Education, reporting keys to ending hazing

Lauren Trimm

News Editor

The W’s campus has heard a lot about hazing. Stopping these practices has been one of the campus administration’s main goals in recent years.

But what is it? And how can it be stopped?

Hazing is defined as “humiliating and sometimes dangerous initiation rituals, especially as imposed on college students seeking membership to a fraternity or sorority.” reports that half of college students experience hazing of some kind, and 95 percent of them fail to report it to officials. Most of those who chose not to report said that it was because they feared “negative consequences.”

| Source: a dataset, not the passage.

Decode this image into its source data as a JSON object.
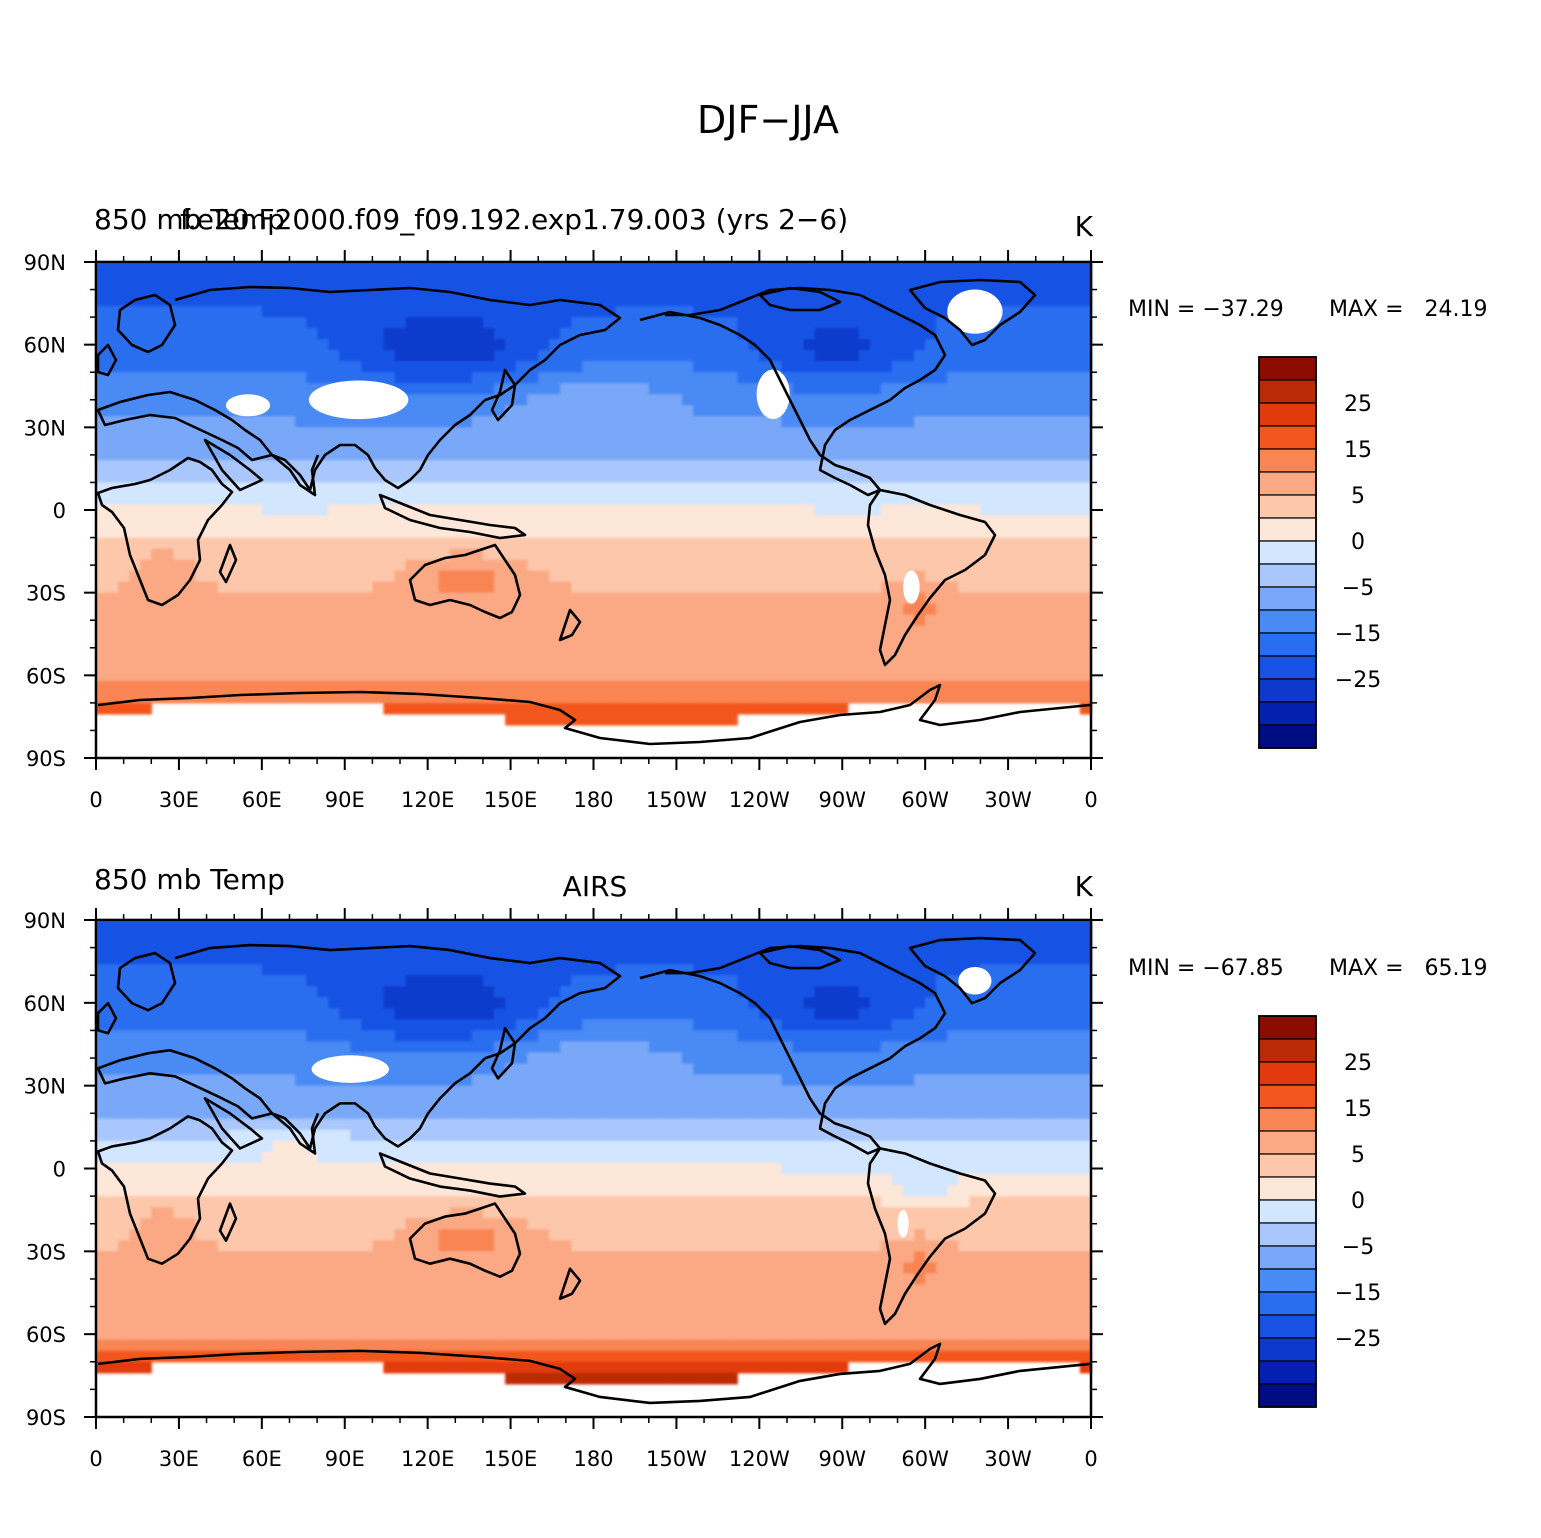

So how does one go about preventing these dangerous rituals? What happens when someone does decide to risk the consequences and come forward? More specifically, what is The W doing to prevent hazing and ensure a safe Greek life or social club experience for its students?

Education is a key

The main step in preventing hazing is to fully understand what it is. The W, Student Life and sponsors take many actions in preventing hazing, and one of the most important is educating the individuals in the organizations.

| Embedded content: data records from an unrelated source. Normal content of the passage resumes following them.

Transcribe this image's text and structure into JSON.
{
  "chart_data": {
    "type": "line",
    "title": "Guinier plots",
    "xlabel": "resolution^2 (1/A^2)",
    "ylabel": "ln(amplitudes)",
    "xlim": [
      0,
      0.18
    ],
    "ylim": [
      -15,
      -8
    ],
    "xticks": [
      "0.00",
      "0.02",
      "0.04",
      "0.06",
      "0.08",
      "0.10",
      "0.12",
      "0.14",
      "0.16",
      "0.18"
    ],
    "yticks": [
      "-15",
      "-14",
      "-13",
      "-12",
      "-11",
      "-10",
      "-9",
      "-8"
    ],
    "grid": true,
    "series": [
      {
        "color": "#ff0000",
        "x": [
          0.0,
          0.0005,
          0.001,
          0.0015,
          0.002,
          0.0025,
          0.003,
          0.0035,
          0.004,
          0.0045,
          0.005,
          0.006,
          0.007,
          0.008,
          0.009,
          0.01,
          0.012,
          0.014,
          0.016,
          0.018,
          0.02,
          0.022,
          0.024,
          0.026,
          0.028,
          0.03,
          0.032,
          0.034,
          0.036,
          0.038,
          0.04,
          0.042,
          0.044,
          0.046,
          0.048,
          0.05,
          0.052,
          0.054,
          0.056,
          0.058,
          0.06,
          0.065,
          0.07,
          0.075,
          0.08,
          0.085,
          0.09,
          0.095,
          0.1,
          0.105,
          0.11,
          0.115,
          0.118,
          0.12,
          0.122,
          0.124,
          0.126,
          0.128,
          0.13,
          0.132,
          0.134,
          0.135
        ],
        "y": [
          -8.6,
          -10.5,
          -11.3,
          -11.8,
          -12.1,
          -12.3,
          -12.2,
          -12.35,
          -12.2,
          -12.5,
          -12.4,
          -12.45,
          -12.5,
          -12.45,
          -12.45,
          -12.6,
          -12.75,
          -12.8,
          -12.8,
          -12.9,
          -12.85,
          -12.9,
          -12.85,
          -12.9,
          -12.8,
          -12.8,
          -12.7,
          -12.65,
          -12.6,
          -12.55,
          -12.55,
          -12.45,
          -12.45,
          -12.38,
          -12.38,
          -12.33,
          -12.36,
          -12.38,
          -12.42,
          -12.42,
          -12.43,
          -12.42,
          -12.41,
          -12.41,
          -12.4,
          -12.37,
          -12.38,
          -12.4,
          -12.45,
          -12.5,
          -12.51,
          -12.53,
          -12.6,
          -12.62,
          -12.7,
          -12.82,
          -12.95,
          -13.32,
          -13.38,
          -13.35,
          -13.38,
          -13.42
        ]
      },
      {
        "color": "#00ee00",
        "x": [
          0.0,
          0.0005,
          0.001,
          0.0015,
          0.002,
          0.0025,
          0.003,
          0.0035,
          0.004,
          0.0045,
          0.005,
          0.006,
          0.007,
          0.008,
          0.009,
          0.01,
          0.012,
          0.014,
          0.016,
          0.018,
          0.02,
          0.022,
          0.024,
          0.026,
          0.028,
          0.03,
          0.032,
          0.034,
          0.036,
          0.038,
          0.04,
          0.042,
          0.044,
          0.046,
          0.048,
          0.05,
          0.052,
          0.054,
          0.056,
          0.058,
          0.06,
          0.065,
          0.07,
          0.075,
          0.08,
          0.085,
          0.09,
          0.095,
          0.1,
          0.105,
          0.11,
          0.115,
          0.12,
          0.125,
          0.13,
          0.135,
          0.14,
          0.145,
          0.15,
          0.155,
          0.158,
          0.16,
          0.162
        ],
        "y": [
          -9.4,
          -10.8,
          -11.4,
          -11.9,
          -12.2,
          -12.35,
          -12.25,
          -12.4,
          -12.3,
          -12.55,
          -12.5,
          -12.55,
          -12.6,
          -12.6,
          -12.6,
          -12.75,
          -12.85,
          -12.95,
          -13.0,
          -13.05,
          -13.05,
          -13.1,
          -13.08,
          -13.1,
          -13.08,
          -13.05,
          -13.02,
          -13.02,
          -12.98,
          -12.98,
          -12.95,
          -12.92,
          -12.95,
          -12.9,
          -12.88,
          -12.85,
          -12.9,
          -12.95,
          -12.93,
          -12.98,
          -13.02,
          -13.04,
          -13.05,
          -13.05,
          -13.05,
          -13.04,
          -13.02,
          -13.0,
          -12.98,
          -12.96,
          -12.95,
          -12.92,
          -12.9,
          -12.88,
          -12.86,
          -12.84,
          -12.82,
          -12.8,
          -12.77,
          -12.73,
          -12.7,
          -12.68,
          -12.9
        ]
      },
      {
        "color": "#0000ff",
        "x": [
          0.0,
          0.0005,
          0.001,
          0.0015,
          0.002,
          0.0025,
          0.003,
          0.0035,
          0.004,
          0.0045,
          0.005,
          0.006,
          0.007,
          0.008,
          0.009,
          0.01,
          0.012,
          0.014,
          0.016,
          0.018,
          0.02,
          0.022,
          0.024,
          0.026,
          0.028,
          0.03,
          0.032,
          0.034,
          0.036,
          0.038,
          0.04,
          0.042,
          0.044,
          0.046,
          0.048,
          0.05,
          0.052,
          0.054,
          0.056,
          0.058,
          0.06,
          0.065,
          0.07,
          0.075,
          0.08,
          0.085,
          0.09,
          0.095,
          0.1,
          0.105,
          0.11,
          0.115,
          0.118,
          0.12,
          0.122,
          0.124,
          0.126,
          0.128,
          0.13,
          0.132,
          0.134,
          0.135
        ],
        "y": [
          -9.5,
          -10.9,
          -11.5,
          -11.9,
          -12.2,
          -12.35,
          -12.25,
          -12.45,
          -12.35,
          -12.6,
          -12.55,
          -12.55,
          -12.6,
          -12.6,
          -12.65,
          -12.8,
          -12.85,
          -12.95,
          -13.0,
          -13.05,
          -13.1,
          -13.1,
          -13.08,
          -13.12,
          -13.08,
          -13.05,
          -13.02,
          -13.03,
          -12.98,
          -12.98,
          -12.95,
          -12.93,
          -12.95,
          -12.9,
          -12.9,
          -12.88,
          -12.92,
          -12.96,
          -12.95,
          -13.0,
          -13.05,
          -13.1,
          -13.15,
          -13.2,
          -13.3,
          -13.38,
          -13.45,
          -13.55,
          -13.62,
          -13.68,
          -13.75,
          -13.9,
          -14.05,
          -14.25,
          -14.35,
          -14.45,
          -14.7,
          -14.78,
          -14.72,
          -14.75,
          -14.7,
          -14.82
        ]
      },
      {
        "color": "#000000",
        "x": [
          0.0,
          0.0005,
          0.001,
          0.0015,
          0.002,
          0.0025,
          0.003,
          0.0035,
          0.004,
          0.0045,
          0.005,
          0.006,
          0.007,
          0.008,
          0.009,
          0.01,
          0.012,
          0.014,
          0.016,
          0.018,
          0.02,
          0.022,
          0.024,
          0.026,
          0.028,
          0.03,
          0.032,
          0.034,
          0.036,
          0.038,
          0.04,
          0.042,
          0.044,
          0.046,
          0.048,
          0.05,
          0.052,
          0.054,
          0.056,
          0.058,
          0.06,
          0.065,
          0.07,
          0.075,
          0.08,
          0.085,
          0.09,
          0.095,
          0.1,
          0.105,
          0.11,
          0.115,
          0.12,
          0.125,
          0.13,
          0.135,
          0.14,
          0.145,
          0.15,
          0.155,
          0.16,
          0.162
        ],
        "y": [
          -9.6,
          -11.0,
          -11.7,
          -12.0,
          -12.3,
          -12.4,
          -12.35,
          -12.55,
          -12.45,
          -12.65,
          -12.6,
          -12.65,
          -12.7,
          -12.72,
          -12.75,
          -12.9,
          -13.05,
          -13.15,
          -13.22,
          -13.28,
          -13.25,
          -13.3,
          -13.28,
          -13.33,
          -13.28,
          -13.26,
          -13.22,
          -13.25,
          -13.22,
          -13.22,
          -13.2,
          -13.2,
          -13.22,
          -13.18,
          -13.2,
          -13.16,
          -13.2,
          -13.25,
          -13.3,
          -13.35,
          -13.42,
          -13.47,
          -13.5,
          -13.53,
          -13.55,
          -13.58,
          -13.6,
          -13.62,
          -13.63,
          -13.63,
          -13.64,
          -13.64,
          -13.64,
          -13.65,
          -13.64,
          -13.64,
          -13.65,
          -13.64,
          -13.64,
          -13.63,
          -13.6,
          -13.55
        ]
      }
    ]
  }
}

“We do education sessions,” said Kendall Robertson, assistant director of Student Life. “So each year, student organizations are required to fill out the anti-hazing statement, which they can find on OrgSync. You check the little box that says, ‘I read and I agree.’”

There are several anti-hazing events that Student Life sponsors throughout each semester. Social organizations are required to attend an anti-hazing seminar in the fall. There is also an incorporation of hazing education into the Leadership summit held in the spring. At least 75-80 percent of students connected with a club must attend these seminars or disciplinary action will occur. This is to insure that the majority of the club is aware of university policies.

New members also go through a hazing prevention workshop that takes place towards the middle or end of September. National organizations are required to discuss hazing at their interest meetings before any applications are turned in from potential new members.

If a student reports hazing on campus, a specific process is set in place to handle those reports.

“If a hazing issue does come up, it’s reported through the university website, and it goes through the dean of students, and then that determines, you know, the process,” said Robertson. “So, officially, we’re not involved in the hazing procedure that goes on, so like if there was a hazing case that came up and it needed to go through the process, we would not be involved on our end, just because we are so involved with the students already. That would all be handled by Sirena Cantrell, Dean of Students.”

The goal is to make W social organizations a safe, fun group for everyone. Eric Harlan, social club sponsor and communication instructor, commended The W’s hazing policy for providing safe limitations for members.

“I am satisfied, and I am happy that the university is combatting hazing because when you get a lot of young people together without direction, sometimes bad things can happen,” said Harlan.

Reputations are at stake

However, there are downsides to The W’s policy.

“The hazing rule - what constitutes hazing - is vague,” said Harlan. “Depending on how you read it, everything can be considered hazing.”

Still, hazing can be detrimental to a person’s life, which is why The W works so hard to combat any issues that may occur. Farron Whitt, a nursing student at The W and a former member of the Mam’selles social club, knows firsthand just how seriously reports are taken.

“It went straight to the head person of [Student Life], which was a good thing, and she took it very seriously,” said Whitt. “It literally took her weeks to go through everything and she was calling in everybody. She wasn’t just taking one side or someone else’s side.”

Whitt praised Student Life for taking their time with the issue and not dismissing it. Now her goal is to make sure students are aware of the damage that hazing can do to a person.

“It’s not that they told us our hair looked bad or our outfits didn’t match,” said Whitt. “They got into our lives, which could have very bad, damaging effects if they would have told the right people or if I hadn’t known the police officers on campus. It could have affected my nursing career for me. I could have been kicked out of school, and The W’s got the best nursing program in the state. You get kicked out of here, other nursing programs won’t look at you, either.”

A campus commitment

Whitt warned students to remember that hazing is more than bullying.

“You would think that we’re in college and we’re mature enough, but that’s not always the case,” said Whitt. “When you start talking about drugs and alcohol and things like that, and blaming someone and saying that they’re hazing someone else, it gets a lot more serious.”

Perhaps that is why the university has been working to educate students about the practices and treat them seriously when they occur.

Dr. Jim Borsig has made combating hazing one of his top priorities since becoming president of The W in 2011. In a Visions magazine article he reiterated his commitment to creating a safe campus.

"We want to maintain cherished traditions while still fostering an environment of inclusion and respect," Borsig said. "Hazing endangers and diminishes our university community.

"I ask you to be willing to intervene and use your power to stop behavior that is wrong or dangerous and be willing to report it. Sexual assault, harassment, stalking and domestic abuse, as well as hazing and bullying, diminish each of us,” he said.